Phillipian Commentary: In Pursuit of Perfection

D. ZHU/The Phillipian

Hobbies go extinct at Andover. Though we all participate in passions—I love orchestra, community engagement, writing, and tech—we sometimes forget to prioritize the journey. At risk of sounding abstract, I’ll say this: mediocrity is one of the most important facets of a fulfilling life. We each claim to prioritize leisure, but many of us have lost an essential aspect of ourselves: the strength of pursuing something purely for its pleasure.

Andover has more than 100 clubs and many are populated only by those who are already proficient in their area of focus. The vital aspect of “beginner-hood”—learning something regardless of mastery—is unfortunately scarce. The world of leisure is being invaded by the pursuit of perfection, and we must strive to prevent this from occurring.

We should try things that pique our interest, reminding ourselves that the courage and conviction this requires of us is vital to a fulfilling life. We should attend clubs we’ve never heard of before; one of my most fulfilling groups is Philo, a historical school debate club that I had no knowledge of prior to attending Andover.
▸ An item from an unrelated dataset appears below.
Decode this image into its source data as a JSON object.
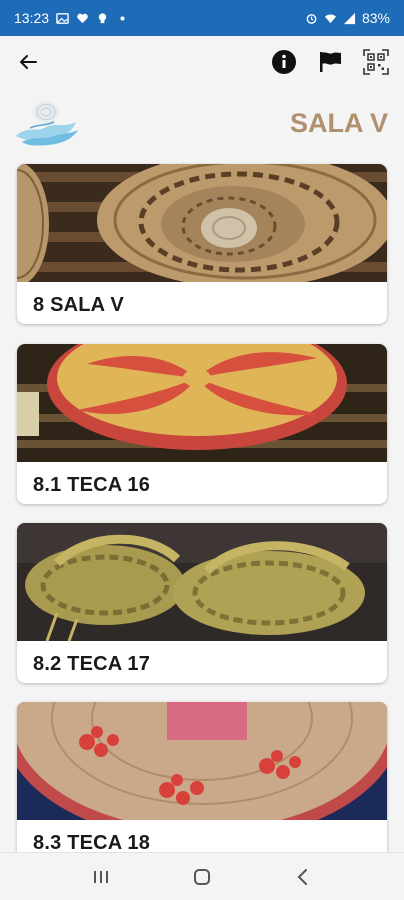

All this to say: we must acknowledge the value of the unfamiliar.

Expert knowledge stems from painful mediocrity. If we simply rely on expected patterns, we will never be able to challenge ourselves as much as we could’ve. And although we are quickly approaching the end of this school year, it may be useful to remember that the following years may be very different from this one. As a Junior, my world has grown exponentially in these past months. Yet, I am also cognizant of the fact that there’s still more growing to do. The choice to pursue something new is a conscious one and I must strive to continue to seek new journeys in the future.
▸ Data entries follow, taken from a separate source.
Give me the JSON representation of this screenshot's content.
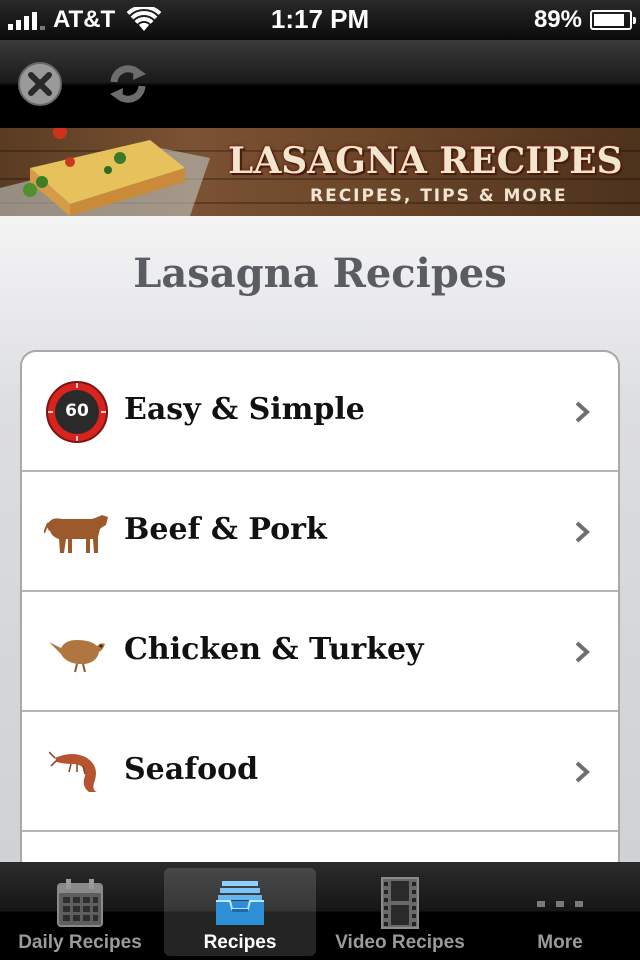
{
  "status_bar": {
    "carrier": "AT&T",
    "time": "1:17 PM",
    "battery_percent": "89%",
    "battery_level": 0.89,
    "signal_bars": 4,
    "wifi_icon": "wifi-icon"
  },
  "toolbar": {
    "close_icon": "close-icon",
    "refresh_icon": "refresh-icon"
  },
  "banner": {
    "title": "LASAGNA RECIPES",
    "subtitle": "RECIPES, TIPS & MORE"
  },
  "page": {
    "title": "Lasagna Recipes"
  },
  "menu": {
    "items": [
      {
        "label": "Easy & Simple",
        "icon": "timer-icon",
        "timer_text": "60"
      },
      {
        "label": "Beef & Pork",
        "icon": "cow-icon"
      },
      {
        "label": "Chicken & Turkey",
        "icon": "chicken-icon"
      },
      {
        "label": "Seafood",
        "icon": "shrimp-icon"
      }
    ]
  },
  "tabbar": {
    "tabs": [
      {
        "label": "Daily Recipes",
        "icon": "calendar-icon",
        "active": false
      },
      {
        "label": "Recipes",
        "icon": "inbox-tray-icon",
        "active": true
      },
      {
        "label": "Video Recipes",
        "icon": "film-strip-icon",
        "active": false
      },
      {
        "label": "More",
        "icon": "more-dots-icon",
        "active": false
      }
    ]
  },
  "colors": {
    "accent_blue": "#3aa3e6",
    "title_gray": "#595c61",
    "timer_red": "#d9231e",
    "animal_brown": "#9c5a2c"
  }
}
Real learning stems from change. From being hopelessly confused, then asking a million questions to get it right; from playing notes successively more in tune until finally they harmonize; from research, trial, and failure. Although this “failure” might initially manifest as pain and uncomfort, it’s the reason why we’re all here: to learn and to grow beyond what we could otherwise.

As we rush headlong into our summer, we must each remember that empty time—long stretches at home, without homework or Canvas announcements or clubs—can lead to epiphanies. Only by trying new things can we break patterns, challenge stereotypes, and maybe even discover new passions. While mastery can be satisfying, we must never forget the allure of the true hobby. Next year, start a new instrument or join a new club. You may be surprised by what you find.